Author of Befriending Silence, The Big Book of Christian Mysticism, Answering the Contemplative Call, and other books. Retreat leader. Speaker. Professed Lay Cistercian.

  • Sue

    I must say, I find blogging a love/hate thing because of all these reasons you mention above. I am an aspiring, as-yet unpublished writer, and I love blogging so much that the thought of writing a book seems harder and harder to me (unless you published each chapter you wrote as a blog post ;)

  • Painterofblue

    So I was off base! :)

    Then, I wonder if your ambivalence about this project is also telling you something? Perhaps God is asking you to choose between what looks like an excellent project- writing a book, and what really feeds your soul? Classic self vs. Self stuff. Probably I’m off-base again, but it’s fun to try!

  • Carl McColman

    Oh, I don’t know if you’re off base, but I think this isn’t about an off-on switch so much as a rheostat. It’s not a question of book vs. blog, but of how much energy goes to each.

  • rodney neill

    Happy New Year!

    I always enjoy reading your blog. This year as an experiment I plan to select and read/comment on 10 specific blogs consistently rather than the scattergun approach I have had up to now. There are so many good blogs that it is hard to choose from! You are one of my chosen 10 (aren’t you lucky!) I look foward to your blog this year!


  • Carl McColman

    Thanks, Rodney. What an auspicious first comment for 2008 yours is. I hope it will prove to be worthy of your selection. And if there are any blank spots (several days without a post), just chalk it up to bookwriting.

  • mariacristina

    Carl, your blog is a nice resource for spiritual seekers and writers. I saw this post listed on the WordPress Dashboard.

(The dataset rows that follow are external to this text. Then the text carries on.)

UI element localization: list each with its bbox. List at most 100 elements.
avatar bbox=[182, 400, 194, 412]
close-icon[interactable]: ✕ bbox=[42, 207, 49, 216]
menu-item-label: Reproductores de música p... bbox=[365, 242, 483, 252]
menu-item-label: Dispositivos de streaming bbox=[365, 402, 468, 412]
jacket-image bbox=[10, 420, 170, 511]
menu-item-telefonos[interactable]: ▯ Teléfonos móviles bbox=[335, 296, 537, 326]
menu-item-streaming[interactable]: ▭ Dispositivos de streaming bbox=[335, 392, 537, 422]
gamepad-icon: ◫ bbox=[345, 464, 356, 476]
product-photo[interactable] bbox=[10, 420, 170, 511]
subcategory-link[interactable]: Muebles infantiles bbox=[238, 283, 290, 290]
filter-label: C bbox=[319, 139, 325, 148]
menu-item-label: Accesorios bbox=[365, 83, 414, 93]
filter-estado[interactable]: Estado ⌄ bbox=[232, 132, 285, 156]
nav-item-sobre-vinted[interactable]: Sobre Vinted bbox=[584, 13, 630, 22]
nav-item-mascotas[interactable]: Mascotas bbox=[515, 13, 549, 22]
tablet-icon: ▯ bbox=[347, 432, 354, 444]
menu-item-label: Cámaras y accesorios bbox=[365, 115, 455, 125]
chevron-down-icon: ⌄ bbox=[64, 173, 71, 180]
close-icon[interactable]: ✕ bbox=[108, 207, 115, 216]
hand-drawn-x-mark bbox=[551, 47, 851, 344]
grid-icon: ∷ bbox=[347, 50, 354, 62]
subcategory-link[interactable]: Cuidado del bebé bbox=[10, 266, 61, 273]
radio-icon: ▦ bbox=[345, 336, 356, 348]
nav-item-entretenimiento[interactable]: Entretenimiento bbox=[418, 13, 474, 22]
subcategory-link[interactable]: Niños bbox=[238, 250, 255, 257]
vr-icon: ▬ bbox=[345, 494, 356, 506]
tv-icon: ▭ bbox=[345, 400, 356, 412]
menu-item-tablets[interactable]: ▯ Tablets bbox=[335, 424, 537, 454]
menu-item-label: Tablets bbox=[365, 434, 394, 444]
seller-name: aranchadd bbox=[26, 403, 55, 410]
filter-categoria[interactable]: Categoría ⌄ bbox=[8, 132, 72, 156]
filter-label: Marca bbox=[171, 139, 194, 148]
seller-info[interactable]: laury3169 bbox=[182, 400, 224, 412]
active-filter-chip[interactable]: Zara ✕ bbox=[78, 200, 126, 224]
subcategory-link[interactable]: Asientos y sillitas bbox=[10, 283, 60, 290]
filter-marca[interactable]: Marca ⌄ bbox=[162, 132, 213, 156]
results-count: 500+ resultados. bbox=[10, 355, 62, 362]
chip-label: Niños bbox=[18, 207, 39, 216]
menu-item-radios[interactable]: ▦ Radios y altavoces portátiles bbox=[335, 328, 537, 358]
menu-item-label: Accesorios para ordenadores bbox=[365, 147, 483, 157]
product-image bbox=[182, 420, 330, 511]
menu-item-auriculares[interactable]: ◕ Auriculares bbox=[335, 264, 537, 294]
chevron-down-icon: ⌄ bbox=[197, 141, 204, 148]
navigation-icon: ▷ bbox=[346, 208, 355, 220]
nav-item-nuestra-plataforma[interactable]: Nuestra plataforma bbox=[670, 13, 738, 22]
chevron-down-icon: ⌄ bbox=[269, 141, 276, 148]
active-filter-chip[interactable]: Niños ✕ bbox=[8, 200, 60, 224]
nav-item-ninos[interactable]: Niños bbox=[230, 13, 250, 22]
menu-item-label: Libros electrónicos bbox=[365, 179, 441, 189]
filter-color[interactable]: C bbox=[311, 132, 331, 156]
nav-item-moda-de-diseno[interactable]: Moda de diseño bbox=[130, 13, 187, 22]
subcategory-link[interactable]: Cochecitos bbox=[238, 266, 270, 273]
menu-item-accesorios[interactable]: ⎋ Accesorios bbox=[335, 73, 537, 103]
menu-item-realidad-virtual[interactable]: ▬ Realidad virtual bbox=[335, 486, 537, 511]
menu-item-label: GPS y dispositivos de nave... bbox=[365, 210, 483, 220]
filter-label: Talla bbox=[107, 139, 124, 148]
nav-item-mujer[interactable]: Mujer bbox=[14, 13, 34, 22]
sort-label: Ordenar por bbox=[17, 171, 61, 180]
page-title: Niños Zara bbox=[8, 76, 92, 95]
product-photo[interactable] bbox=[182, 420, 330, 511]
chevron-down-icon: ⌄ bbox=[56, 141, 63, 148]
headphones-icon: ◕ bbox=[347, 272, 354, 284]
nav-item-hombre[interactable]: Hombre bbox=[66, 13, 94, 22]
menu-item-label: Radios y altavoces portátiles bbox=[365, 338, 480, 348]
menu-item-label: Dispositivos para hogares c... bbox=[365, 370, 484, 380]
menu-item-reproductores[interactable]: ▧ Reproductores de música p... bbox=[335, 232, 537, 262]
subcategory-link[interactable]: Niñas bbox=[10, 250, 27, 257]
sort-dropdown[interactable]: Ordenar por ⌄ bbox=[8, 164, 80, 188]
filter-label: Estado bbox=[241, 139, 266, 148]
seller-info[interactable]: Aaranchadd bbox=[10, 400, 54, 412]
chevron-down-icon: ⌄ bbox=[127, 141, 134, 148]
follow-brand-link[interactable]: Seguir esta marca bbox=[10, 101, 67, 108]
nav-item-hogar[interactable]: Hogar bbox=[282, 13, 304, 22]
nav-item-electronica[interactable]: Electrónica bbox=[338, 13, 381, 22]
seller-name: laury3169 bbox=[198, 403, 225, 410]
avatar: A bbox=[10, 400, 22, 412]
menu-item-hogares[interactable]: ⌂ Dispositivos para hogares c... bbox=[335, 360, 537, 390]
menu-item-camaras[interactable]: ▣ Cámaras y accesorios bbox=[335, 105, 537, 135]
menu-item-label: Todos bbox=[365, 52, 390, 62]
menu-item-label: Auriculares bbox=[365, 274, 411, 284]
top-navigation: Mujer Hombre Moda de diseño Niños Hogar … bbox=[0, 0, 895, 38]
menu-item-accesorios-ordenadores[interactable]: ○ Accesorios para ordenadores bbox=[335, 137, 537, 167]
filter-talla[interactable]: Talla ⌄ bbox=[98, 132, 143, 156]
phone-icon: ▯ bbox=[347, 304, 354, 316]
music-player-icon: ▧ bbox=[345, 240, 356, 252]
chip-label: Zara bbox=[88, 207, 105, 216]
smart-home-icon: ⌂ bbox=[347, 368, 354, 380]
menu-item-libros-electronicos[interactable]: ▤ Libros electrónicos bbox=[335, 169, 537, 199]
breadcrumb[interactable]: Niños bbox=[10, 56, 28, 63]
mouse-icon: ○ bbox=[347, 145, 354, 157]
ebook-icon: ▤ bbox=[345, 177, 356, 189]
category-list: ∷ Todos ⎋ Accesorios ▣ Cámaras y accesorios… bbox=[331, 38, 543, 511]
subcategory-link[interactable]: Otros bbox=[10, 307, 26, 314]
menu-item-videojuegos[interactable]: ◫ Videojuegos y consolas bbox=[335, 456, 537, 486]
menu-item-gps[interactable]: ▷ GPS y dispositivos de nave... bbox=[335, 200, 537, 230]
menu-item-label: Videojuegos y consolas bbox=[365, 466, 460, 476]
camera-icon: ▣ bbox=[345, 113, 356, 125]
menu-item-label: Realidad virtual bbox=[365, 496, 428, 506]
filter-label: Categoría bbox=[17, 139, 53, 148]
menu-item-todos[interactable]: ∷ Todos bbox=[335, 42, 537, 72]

    I liked how you divided the blog writing versus the book. Both are from God, don’t you think? I think more about listening to my inner wisdom with these matters, but I find it dangerous to assume I know the mind of a God who exists someplace outside of myself. Just my way of living.

    I’m 47 too, and I live in Georgia. How intersesting! And I’m a writer, albeit a newcomer to the biz.

    Happy New Year!

  • Arti

    The issue may not so much one of writing, but of reading. With the recent reading survey results released by the National Endowment for the Arts, which I wrote in my blog, and some of the comments I’m getting make me feel we’re on a path to the oblivion of book reading.

  • adana oto kiralama


    thanks ;)

  • zneval

    i would caution you as to the unpredictability of tomorrow. i would not think of things in terms of how many years you have left to write. keep in mind that spirituality is first and foremost the grasping towards god’s Will. this means we must strive and trust our heart. the world is not as-yet fit for [ ]. it will fool you in to following your own ends.

    always let the words do the writing. let the lord do the writing. then you will not write in blogs or in books; you will simply Write.